Cependant, les choses ont changé après ces crises. Il n’est plus nécessaire de garder une distance, pourtant nous allons moins souvent au bureau. Après la crise financière, les gens ont cessé de croire aux « experts ». Alors peut-être que le changement est différent de ce que nous pensons à l’avance, mais vous pouvez l’appeler un tournant.

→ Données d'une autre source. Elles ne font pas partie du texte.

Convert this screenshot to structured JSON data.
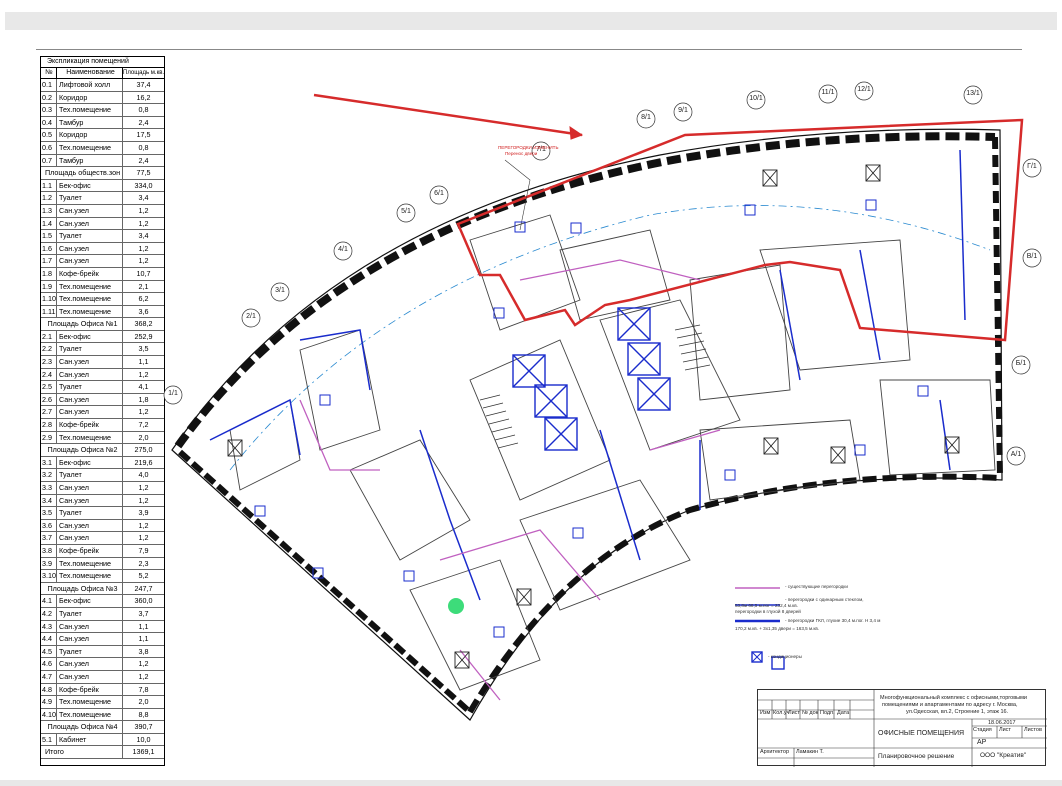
{
  "explication": {
    "title": "Экспликация помещений",
    "header": {
      "num": "№",
      "name": "Наименование",
      "area": "Площадь м.кв."
    },
    "rows": [
      {
        "n": "0.1",
        "name": "Лифтовой холл",
        "area": "37,4"
      },
      {
        "n": "0.2",
        "name": "Коридор",
        "area": "16,2"
      },
      {
        "n": "0.3",
        "name": "Тех.помещение",
        "area": "0,8"
      },
      {
        "n": "0.4",
        "name": "Тамбур",
        "area": "2,4"
      },
      {
        "n": "0.5",
        "name": "Коридор",
        "area": "17,5"
      },
      {
        "n": "0.6",
        "name": "Тех.помещение",
        "area": "0,8"
      },
      {
        "n": "0.7",
        "name": "Тамбур",
        "area": "2,4"
      },
      {
        "n": "",
        "name": "Площадь обществ.зон",
        "area": "77,5",
        "sub": true
      },
      {
        "n": "1.1",
        "name": "Бек-офис",
        "area": "334,0"
      },
      {
        "n": "1.2",
        "name": "Туалет",
        "area": "3,4"
      },
      {
        "n": "1.3",
        "name": "Сан.узел",
        "area": "1,2"
      },
      {
        "n": "1.4",
        "name": "Сан.узел",
        "area": "1,2"
      },
      {
        "n": "1.5",
        "name": "Туалет",
        "area": "3,4"
      },
      {
        "n": "1.6",
        "name": "Сан.узел",
        "area": "1,2"
      },
      {
        "n": "1.7",
        "name": "Сан.узел",
        "area": "1,2"
      },
      {
        "n": "1.8",
        "name": "Кофе-брейк",
        "area": "10,7"
      },
      {
        "n": "1.9",
        "name": "Тех.помещение",
        "area": "2,1"
      },
      {
        "n": "1.10",
        "name": "Тех.помещение",
        "area": "6,2"
      },
      {
        "n": "1.11",
        "name": "Тех.помещение",
        "area": "3,6"
      },
      {
        "n": "",
        "name": "Площадь Офиса №1",
        "area": "368,2",
        "sub": true
      },
      {
        "n": "2.1",
        "name": "Бек-офис",
        "area": "252,9"
      },
      {
        "n": "2.2",
        "name": "Туалет",
        "area": "3,5"
      },
      {
        "n": "2.3",
        "name": "Сан.узел",
        "area": "1,1"
      },
      {
        "n": "2.4",
        "name": "Сан.узел",
        "area": "1,2"
      },
      {
        "n": "2.5",
        "name": "Туалет",
        "area": "4,1"
      },
      {
        "n": "2.6",
        "name": "Сан.узел",
        "area": "1,8"
      },
      {
        "n": "2.7",
        "name": "Сан.узел",
        "area": "1,2"
      },
      {
        "n": "2.8",
        "name": "Кофе-брейк",
        "area": "7,2"
      },
      {
        "n": "2.9",
        "name": "Тех.помещение",
        "area": "2,0"
      },
      {
        "n": "",
        "name": "Площадь Офиса №2",
        "area": "275,0",
        "sub": true
      },
      {
        "n": "3.1",
        "name": "Бек-офис",
        "area": "219,6"
      },
      {
        "n": "3.2",
        "name": "Туалет",
        "area": "4,0"
      },
      {
        "n": "3.3",
        "name": "Сан.узел",
        "area": "1,2"
      },
      {
        "n": "3.4",
        "name": "Сан.узел",
        "area": "1,2"
      },
      {
        "n": "3.5",
        "name": "Туалет",
        "area": "3,9"
      },
      {
        "n": "3.6",
        "name": "Сан.узел",
        "area": "1,2"
      },
      {
        "n": "3.7",
        "name": "Сан.узел",
        "area": "1,2"
      },
      {
        "n": "3.8",
        "name": "Кофе-брейк",
        "area": "7,9"
      },
      {
        "n": "3.9",
        "name": "Тех.помещение",
        "area": "2,3"
      },
      {
        "n": "3.10",
        "name": "Тех.помещение",
        "area": "5,2"
      },
      {
        "n": "",
        "name": "Площадь Офиса №3",
        "area": "247,7",
        "sub": true
      },
      {
        "n": "4.1",
        "name": "Бек-офис",
        "area": "360,0"
      },
      {
        "n": "4.2",
        "name": "Туалет",
        "area": "3,7"
      },
      {
        "n": "4.3",
        "name": "Сан.узел",
        "area": "1,1"
      },
      {
        "n": "4.4",
        "name": "Сан.узел",
        "area": "1,1"
      },
      {
        "n": "4.5",
        "name": "Туалет",
        "area": "3,8"
      },
      {
        "n": "4.6",
        "name": "Сан.узел",
        "area": "1,2"
      },
      {
        "n": "4.7",
        "name": "Сан.узел",
        "area": "1,2"
      },
      {
        "n": "4.8",
        "name": "Кофе-брейк",
        "area": "7,8"
      },
      {
        "n": "4.9",
        "name": "Тех.помещение",
        "area": "2,0"
      },
      {
        "n": "4.10",
        "name": "Тех.помещение",
        "area": "8,8"
      },
      {
        "n": "",
        "name": "Площадь Офиса №4",
        "area": "390,7",
        "sub": true
      },
      {
        "n": "5.1",
        "name": "Кабинет",
        "area": "10,0"
      },
      {
        "n": "",
        "name": "Итого",
        "area": "1369,1"
      }
    ]
  },
  "axes": [
    "1/1",
    "2/1",
    "3/1",
    "4/1",
    "5/1",
    "6/1",
    "7/1",
    "8/1",
    "9/1",
    "10/1",
    "11/1",
    "12/1",
    "13/1",
    "Г/1",
    "В/1",
    "Б/1",
    "А/1"
  ],
  "note": {
    "line1": "ПЕРЕГОРОДКИ ИЗМЕНИТЬ",
    "line2": "Перенос двери"
  },
  "legend": {
    "existing": "- существующие перегородки",
    "glazed_line1": "- перегородки с одинарным стеклом,",
    "glazed_line2": "53,8м  68,5 м.пог = 232,4 м.кв.",
    "glazed_line3": "перегородки в глухой 8 дверей",
    "gkl_line1": "- перегородки ГКЛ, глухие 30,4 м.пог. Н 3,4 м",
    "gkl_line2": "170,2 м.кв. + 3х1,35 двери = 163,5 м.кв.",
    "conditioners": "- кондиционеры"
  },
  "stamp": {
    "project_line1": "Многофункциональный комплекс с офисными,торговыми",
    "project_line2": "помещениями и апартаментами по адресу г. Москва,",
    "project_line3": "ул.Одесская, вл.2, Строение 1, этаж 16.",
    "date": "18.06.2017",
    "sheet_title": "ОФИСНЫЕ ПОМЕЩЕНИЯ",
    "stage_h": "Стадия",
    "sheet_h": "Лист",
    "sheets_h": "Листов",
    "stage": "АР",
    "drawing": "Планировочное решение",
    "company": "ООО \"Креатив\"",
    "cols": [
      "Изм",
      "Кол.уч",
      "Лист",
      "№ док",
      "Подп.",
      "Дата"
    ],
    "architect_role": "Архитектор",
    "architect_name": "Ламакин Т."
  },
  "colors": {
    "accent_red": "#d62b2b",
    "partition_blue": "#1a2ccc",
    "partition_purple": "#c060c0",
    "marker_green": "#3ddc7a"
  }
}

C’est très humain de ne pas voir de quoi on est au milieu. George Orwell a écrit : «Pour voir ce qui est devant son nez, il faut une lutte constante.

La question est maintenant de savoir ce qui cause cette crise de l’énergie et des coûts. (J’aimerais entendre ce que vous en pensez; faites le moi savoir à Twitter ou alors LinkedIn.) À première vue, vous pourriez penser : peu. Après tout, aucune contraction économique profonde n’est prévue jusqu’à présent. Les gouvernements amortissent en partie le coup.

Pourtant, je lis partout des analyses concernées. Nous sommes en polycrise selon l’historien Adam Tooze: différents chocs interagissent. La grande perturbation Gillian Tett ça dans le Financial Times. Tett doute que les années stables que nous appelons « normales » reviendront. Cela pourrait devenir un moment où les fluctuations de prix et les chocs deviennent plus courants, a suggéré Isabelle Schnabel de la Banque centrale européenne cet été.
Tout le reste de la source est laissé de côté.